Andrew began painting in middle school and also took an interest in photography. That allowed him to participate in projects like school play set designs.
“Being the photographer in the room brought him together with what was going on in that room,” Leslie recalls. “That just spoke volumes for being part of a group.”
Andrew has completed about 30 paintings. His three heroes from the art world: Paul Klee, Pablo Picasso and Vincent Van Gogh.
He also writes almost every day — including a recent addition to his repertoire: song lyrics.
“I want the whole world to be inspired,” Weatherly says. “I want to write for those with special needs. It’s truly all about the climb.”
Last year, Weatherly’s art was featured as part of Heart and Sold, an exhibition featuring pieces by various artists with Down syndrome. It’s currently on display in Salford, England, and it has also been shown in Manchester, England; London; and New York City.

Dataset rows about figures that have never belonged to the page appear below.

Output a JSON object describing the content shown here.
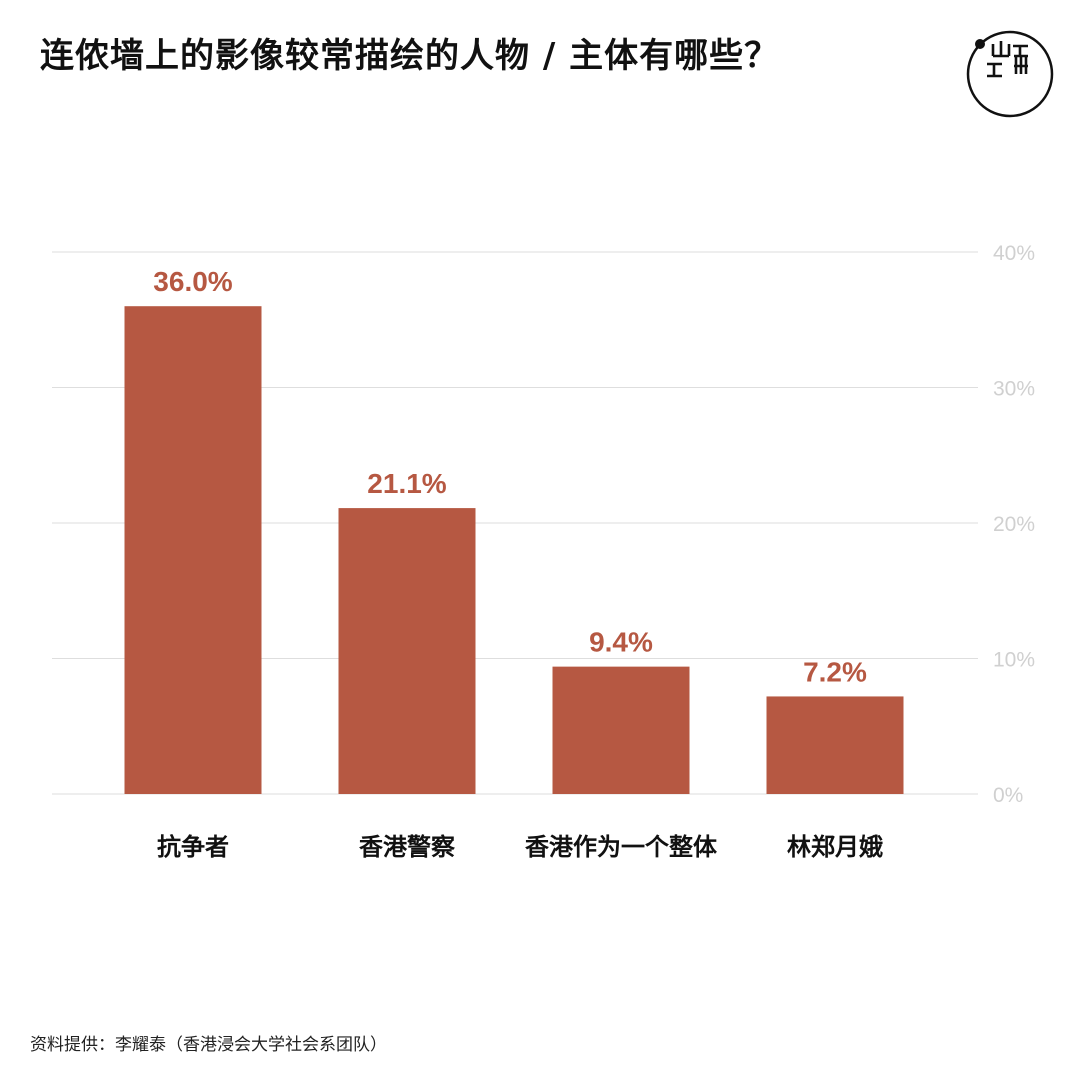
{
  "title": "连侬墙上的影像较常描绘的人物 / 主体有哪些？",
  "logo": {
    "name": "端 logo",
    "glyph": "端"
  },
  "colors": {
    "bar": "#b65842",
    "label": "#b65842",
    "grid": "#dedede",
    "tick": "#d0d0d0",
    "text": "#111111"
  },
  "chart_data": {
    "type": "bar",
    "categories": [
      "抗争者",
      "香港警察",
      "香港作为一个整体",
      "林郑月娥"
    ],
    "values": [
      36.0,
      21.1,
      9.4,
      7.2
    ],
    "value_labels": [
      "36.0%",
      "21.1%",
      "9.4%",
      "7.2%"
    ],
    "yticks": [
      0,
      10,
      20,
      30,
      40
    ],
    "ytick_labels": [
      "0%",
      "10%",
      "20%",
      "30%",
      "40%"
    ],
    "ylim": [
      0,
      40
    ],
    "grid": true,
    "axis_side": "right"
  },
  "source": "资料提供：李耀泰（香港浸会大学社会系团队）"
}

“I think we really have found a way to help bring to light that there’s an untapped resource in a lot of people,” Leslie says.
At the New York show last year, Leslie remembers, parents with children who have Down syndrome came up to Andrew and told him: “‘You really don’t know what you’ve done to help us.’”
“On the way home, I said: ‘Selling something would be really, really nice. But you’ve achieved your goal two-fold by people coming up and having benefited from meeting you,’” she recalls.
Lupo, the Healing Arts coordinator, calls Weatherly “an advocate for people that are struggling with some issue.”
“Really, in a sense, we all are,” she says. “I just see Andrew as an ambassador of hope and ability instead of a messenger of disability.”
As for Weatherly himself? He remains determined.
“I get upset when other people out there tell me I’m a loser,” he says. “There’s a whole lot of mean and rude people out there that tell me no. Well, I want them to know is: Take a look at me now. A change is gonna come.”